Fig. 3. Characterization of the conductive SWCNT/BBE.

a Cycling tests of PDMS BBEs with 0.2 wt%, 0.4 wt%, and 0.6 wt% SWCNT at the strain of 50%. 20 cycles were conducted, with the first half cycle represented by the dash line. b The Young’s modulus and c conductivity of PDMS BBEs with 0.2 wt%, 0.4 wt%, and 0.6 wt% SWCNT. d The Ashby-style plot of the conductivity and Young’s modulus of different conductive elastomers with metallic nano materials, carbon-based materials, conducting polymers, liquid metal, or MXene as conductive components. Hydrogels are not included as they contain water and are not solvent-free. Data points are from references labeled in Supplementary Fig. 12 and Supplementary Table 4. e Normalized change in resistance as a function of tensile strain. f Cyclic durability (2500 cycles) of the normalized change in resistance for BBE with 0.4 wt% CNT under cyclic loading to 100% strain. The inset shows a representative resistance change within the cyclic measurements. g Environment stability of the normalized change in resistance for SWCNT/BBE stored in HCl, H₂O₂ solutions or exposed to air. h The adhesive shear strength between SWCNT/BBE and different substrates. Error bars denote the standard deviation of the measurements.

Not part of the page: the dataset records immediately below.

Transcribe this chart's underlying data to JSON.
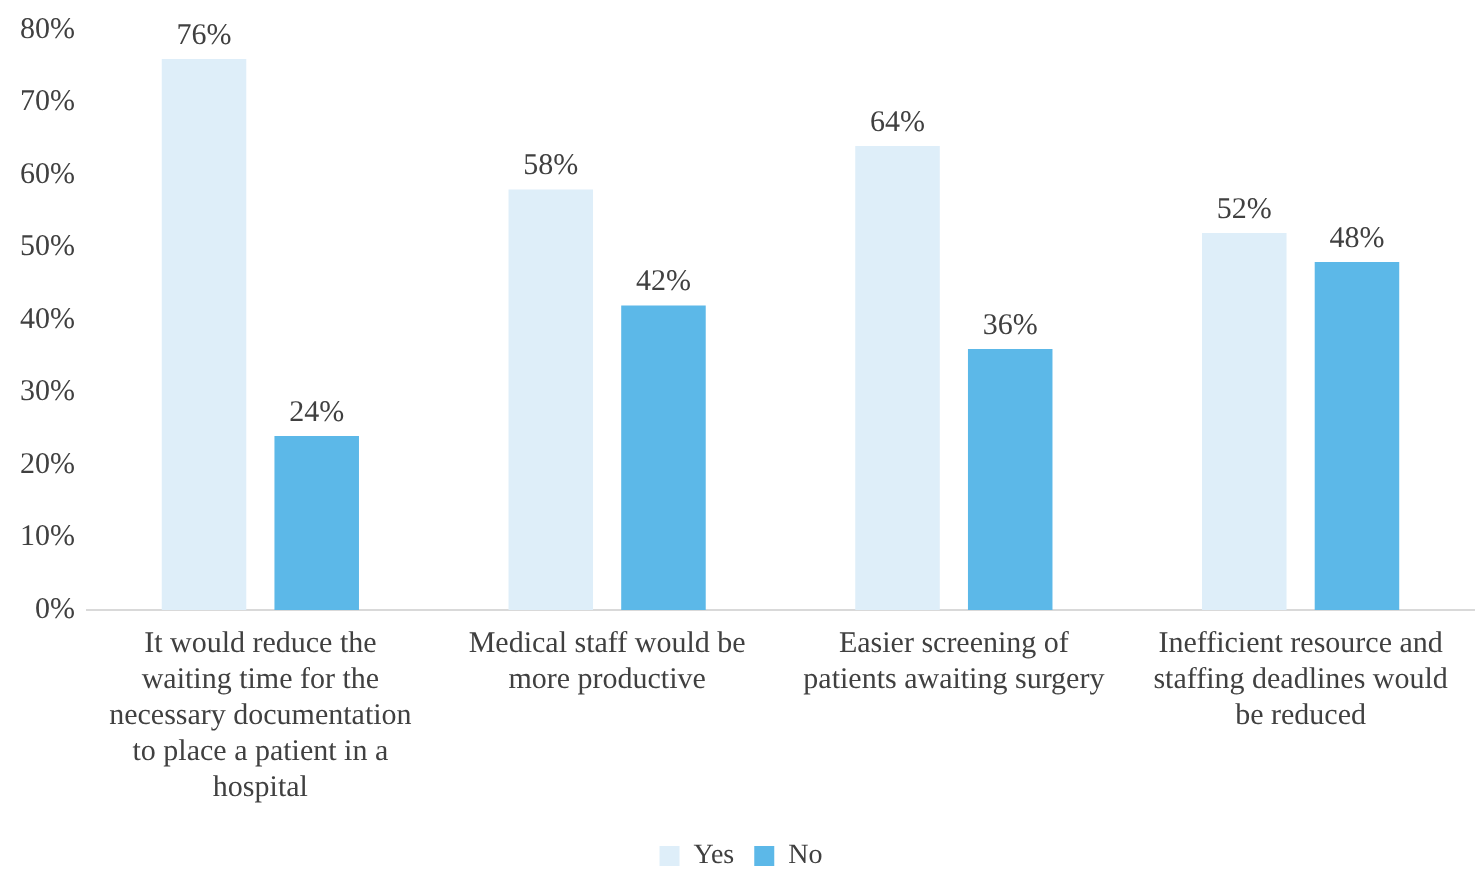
{
  "chart_data": {
    "type": "bar",
    "categories": [
      "It would reduce the waiting time for the necessary documentation to place a patient in a hospital",
      "Medical staff would be more productive",
      "Easier screening of patients awaiting surgery",
      "Inefficient resource and staffing deadlines would be reduced"
    ],
    "series": [
      {
        "name": "Yes",
        "color": "#deeef9",
        "values": [
          76,
          58,
          64,
          52
        ],
        "value_labels": [
          "76%",
          "58%",
          "64%",
          "52%"
        ]
      },
      {
        "name": "No",
        "color": "#5cb8e8",
        "values": [
          24,
          42,
          36,
          48
        ],
        "value_labels": [
          "24%",
          "42%",
          "36%",
          "48%"
        ]
      }
    ],
    "ylim": [
      0,
      80
    ],
    "yticks": [
      {
        "value": 0,
        "label": "0%"
      },
      {
        "value": 10,
        "label": "10%"
      },
      {
        "value": 20,
        "label": "20%"
      },
      {
        "value": 30,
        "label": "30%"
      },
      {
        "value": 40,
        "label": "40%"
      },
      {
        "value": 50,
        "label": "50%"
      },
      {
        "value": 60,
        "label": "60%"
      },
      {
        "value": 70,
        "label": "70%"
      },
      {
        "value": 80,
        "label": "80%"
      }
    ],
    "grid": false,
    "legend": "bottom"
  }
}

Fig. 4. Laser-cut strain sensors and 3D-printed touch pad based on ultrasoft BBEs.

a The schematic of the fabrication process of laser-cut strain sensors. b Photograph of the laser-cut strain sensor adhered on the fingertip of a human hand. The strain sensor can easily attach on human body due to its self-adhesive property. c Overlaid photographs of a pneumatic actuator (inflated at different pressure levels) without sensor, with a SWCNT/BBE strain sensor, and with a SWCNT/Ecoflex strain sensor. The inflation pressure levels were kept the same for the three groups. The scale bar is 1 cm. d Bending angles of the pneumatic actuators under 12 kPa, 22 kPa, and 33 kPa of inflated pressure in c: without sensor (gray), with a SWCNT/BBE strain sensor (blue), and with a SWCNT/Ecoflex strain sensor (pink). e The schematic and photograph of a hornworm attached with the SWCNT/BBE sensor. f The crawling speed and g normalized length change of the hornworm with and without the SWCNT/BBE sensor. h The resistance change of the SWCNT/BBE sensor with the crawling of the hornworm. The insets show photographs of the hornworm at the two different states (left side photo: the hornworm body was stretched; right side photo: the hornworm kept still). i Expanded schematic of the printed touch pad. j The sensory response for placing a petal of the orchid on the touch pad. The scale bar is 5 mm. k Human–machine interaction through touching the robotic e-skin on the robot hand. Error bars denote the standard deviation of the measurements.

Fig. 5. 3D-printed SWCNT/BBE electrodes for ECG recording.

a Schematic of the ECG measurement. RA, LA, and RL represent the locations of right arm electrodes, left arm electrodes, and right leg electrodes, respectively. The three ECG electrodes were 3D printed with 0.6 wt% SWCNT/BBE. Dimensions are not to scale. b Bode plot of skin impedance measurements using SWCNT/BBE, copper sheet, and hydrogels as electrodes on the skin. The insets show a schematic of the measuring principle, and a photograph of 3D printed SWCNT/BBE electrodes. The scale bar is 2 cm. c Experimental data of ECG signals measured by commercial gel electrodes and SWCNT/BBE electrodes.